Toutefois, un tel acte ne doit avoir lieu que s’il est réellement un facteur de succès, de réussite de l’action engagée. Dans le cas contraire, si l’acte est inconsidéré, une simple manifestation de colère, il risque de desservir — et souvent considérablement — le mouvement en cours.

Avant d’employer ce moyen d’action — qui peut s’imposer — l’individu doit se rendre compte, par avance, de la portée de son acte et de ses conséquences probables. Il ne doit l’accomplir que s’il l’estime réellement utile au succès de la cause qu’il défend. Se laisser aller à l’accomplissement irraisonné d’un acte de violence ou de sabotage c’est faire preuve de faiblesse, d’inéducation, d’incompréhension. C’est prêter le flanc à l’adversaire et souvent justifier la violence adverse, même si on est provoqué, ce qui arrive d’une façon courante.

4o  Un syndicat peut, lui aussi, décider d’employer la violence ou le sabotage. Toutefois, il ne saurait en imposer l’exécution à ceux de ses membres qui n’accepteraient pas ces moyens de lutte ou ne désireraient pas les utiliser eux-mêmes.

Dans ce cas, seule la conscience de chacun décide pour l’accomplissement des actes reconnus nécessaires. Il est bon que les participants ou exécutants soient seuls au courant des projets, des tentatives à exécuter et arrêtent seuls leurs moyens d’action. Le secret est de rigueur. Seuls, ceux qui ont décidé d’agir ainsi dans le bien commun, sont juges de leurs actes. Les autres, par contre, sont juges du résultat. Ils ne doivent pas hésiter à en condamner l’emploi nouveau où le résultat est défavorable à la cause commune. Pas plus qu’une collectivité n’a le droit de s’opposer aux actes nécessaires, des individualités ne doivent accomplir des actions qui vont à l’encontre du résultat cherché. C’est affaire de conscience et de circonstances. Ce qui était mauvais hier peut être bon demain et vice-versa.

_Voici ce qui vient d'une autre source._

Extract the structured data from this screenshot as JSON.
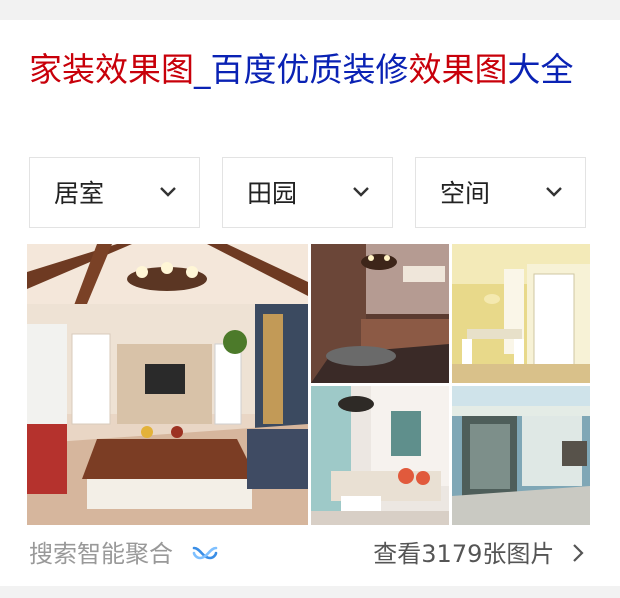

5o  L’homme qui abat un tyran, un oppresseur redoutable, par quelque moyen que ce soit, accomplit aussi un acte d’action directe, bien qu’il ne s’attaque pas au régime lui-même et qu’il ne mette que rarement celui-ci en péril. Il agit directement contre un adversaire social qui se révèle particulièrement malfaisant.

6o  Un groupement peut être appelé à agir dans les mêmes conditions. Dans ce cas, il est nécessaire que les participants acceptent cette façon de mener la lutte, comme ils le feraient s’il s’agissait d’un acte de sabotage, de destruction ou de violence collective. Les mêmes précautions sont à prendre et l’action ne peut être engagée ou continuée que dans les conditions exposées au § 4. Un tel acte ou une telle série d’actes peut parfois s’imposer et devenir un facteur important et même décisif de succès en période révolutionnaire.

Comme on le voit, l’action directe peut se présenter sous des aspects très différents, suivant les circonstances et les buts poursuivis.

Si on tient compte des exemples qui précèdent, on peut dire qu’elle revêt les caractères suivants : discussion individuelle ou collective de classe, grève avec ses multiples aspects, sabotage et sévices contre le patronat ou les ouvriers inconscients, attentats contre un oppresseur ou un groupe de représentants du pouvoir.

De même qu’il peut y avoir discussion de classe sans grève, il peut y avoir grève sans sabotage, sévices ou chasse aux renards. Une seule de ces manifestations caractérise l’action directe. Il suffit qu’elle s’exerce individuellement ou collectivement, de classe à classe, sans recourir à des forces étrangères au conflit lui-même.

En période révolutionnaire, l’action directe prend immédiatement le caractère de grève générale

insurrectionnelle. Elle a pour but de permettre à la classe ouvrière de s’emparer des moyens de production et

d’échange qui assurent, en tout temps, la continuité de la vie sociale. Elle supprime le concours partiel ou total du prolétariat encaserné. L’action directe devient, en cette occasion, nécessairement violente, puisqu’elle s’exerce contre un adversaire qui se défend par la force.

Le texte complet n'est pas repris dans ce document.